I graduated in June this year with a 2.1 BA (Hons) in Fashion Journalism. I lived in London with three of my best girlfriends and life, although not perfect, was pretty much okay. I was taking each day at a time and was coming closer to finding myself, carving out my own path. This journey, I feel, came to a halt when I graduated. I feel this signified an end of everything that I had achieved. I had to pack up my life into boxes, swallow my pride, and head back home to my parents. Moving away from the city and from the people I had got used to seeing every day was tough, but crafting a new path for myself has been even more taxing. I knew finding work after graduating was going to be stressful and challenging, but I never expected it to hit me as hard as it has. The media industry is probably one of the most prestigious, thus making it one of the toughest to slither into; I guess I didn't prepare myself well enough for that. While a student at university interning became a staple in routine, it was something I knew I had to do, and something I genuinely relished. Though working for free was challenging at times, I did have a student loan and a part-time job to support me, as well as a London home to go back to. Since moving away it has become almost impossible for me to work for free and intern in the capital. I am simply too far out of London to be able to support myself while taking on an internship. Living out of London hinders my chances of claiming on expenses, and while the commute isn't dreadful, it costs a pretty packet each time. Most internships that I both need and want to do are full-time, and I would need a full time wage to allow myself to commute or live closer to my desired place of work. I could go on and on about how I think unpaid internships are elitist and only really available to certain people, but that's a debate I don't wish to disclose today.

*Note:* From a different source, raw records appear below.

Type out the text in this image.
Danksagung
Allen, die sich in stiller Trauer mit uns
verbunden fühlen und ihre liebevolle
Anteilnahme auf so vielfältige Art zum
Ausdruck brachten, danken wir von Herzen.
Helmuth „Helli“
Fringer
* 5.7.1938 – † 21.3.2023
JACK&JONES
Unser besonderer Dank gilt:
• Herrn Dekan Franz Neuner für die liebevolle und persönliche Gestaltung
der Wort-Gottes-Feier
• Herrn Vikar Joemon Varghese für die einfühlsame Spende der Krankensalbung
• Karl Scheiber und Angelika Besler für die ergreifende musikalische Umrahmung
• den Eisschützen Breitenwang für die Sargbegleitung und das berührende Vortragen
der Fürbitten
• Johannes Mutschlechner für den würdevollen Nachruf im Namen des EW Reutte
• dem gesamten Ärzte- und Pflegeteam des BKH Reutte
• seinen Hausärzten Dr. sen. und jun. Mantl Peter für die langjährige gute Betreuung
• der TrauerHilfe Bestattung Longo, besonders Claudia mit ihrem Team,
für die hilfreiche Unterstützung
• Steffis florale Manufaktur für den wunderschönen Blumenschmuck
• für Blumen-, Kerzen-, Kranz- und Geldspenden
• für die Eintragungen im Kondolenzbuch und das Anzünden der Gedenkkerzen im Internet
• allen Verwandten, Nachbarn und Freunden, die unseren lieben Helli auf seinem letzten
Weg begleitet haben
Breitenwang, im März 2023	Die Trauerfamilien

I do feel I have gained sufficient experience during previous internships and work placements to progress into a job, but how ever many notable companies I have on my CV, it never seems enough. How many do I have to endure before I am deemed employable on a permanent level? I have been consciously applying for every suitable job in my field of expertise with 'junior' or 'assistant' in the job title. I have even started applying for paid internships because then at least I will be able to rent out a room in London, or pay for my train fare to commute. I just feel stuck in a rut and not up to the standard that I clearly need to be to be employed in a relevant job. Working mundane jobs to scrape by is really getting me down. I go to work most days and do a job I could have done before university, and a job that a trained monkey could do.
It's not only the lack of employment, though. I don't really know what it is sometimes. I try so hard to be positive, which for someone who struggles with their emotions on a larger scale, is difficult in itself, but I find positivity hard to fathom when you're set with constant knock backs. I feel alone. I could be surrounded by friends and still feel completely and utterly lost. At times I don't even know what direction I really want to steer my life towards and I guess we’ve all had those moments when we feel each and every one of our friends is doing something better; that is life I suppose. I am just searching for purpose. I want someone to believe in me and tell me I am good at something. I want my friends back, because although I probably haven't, I feel since graduating I have lost so many of them to distance alone. I get paranoid about everything and start to believe that I am insignificant in so many people's lives. The lives’ of those I hold most dear to me.
I am trying though and I am starting to take some of my own advice, the advice I give to those who cry out to me: keep following the three p's: perseverance, positivity and proactivity. I will always keep applying for jobs, even if I don't feel worthy enough. I am trying to keep my spirits up, believing that one day it will happen, and I am trying to keep busy with staying proactive. I have recently started getting back into posting regularly and immersing myself as much as I can into the blogging world and the culture that surrounds it, as well as freelancing and writing at every chance I get.
I will get there one day, and you will too. If we take anything from life, it should be the wonderful opportunity to believe. There will always be belief and hope and that’s what we’ve got to hold on to.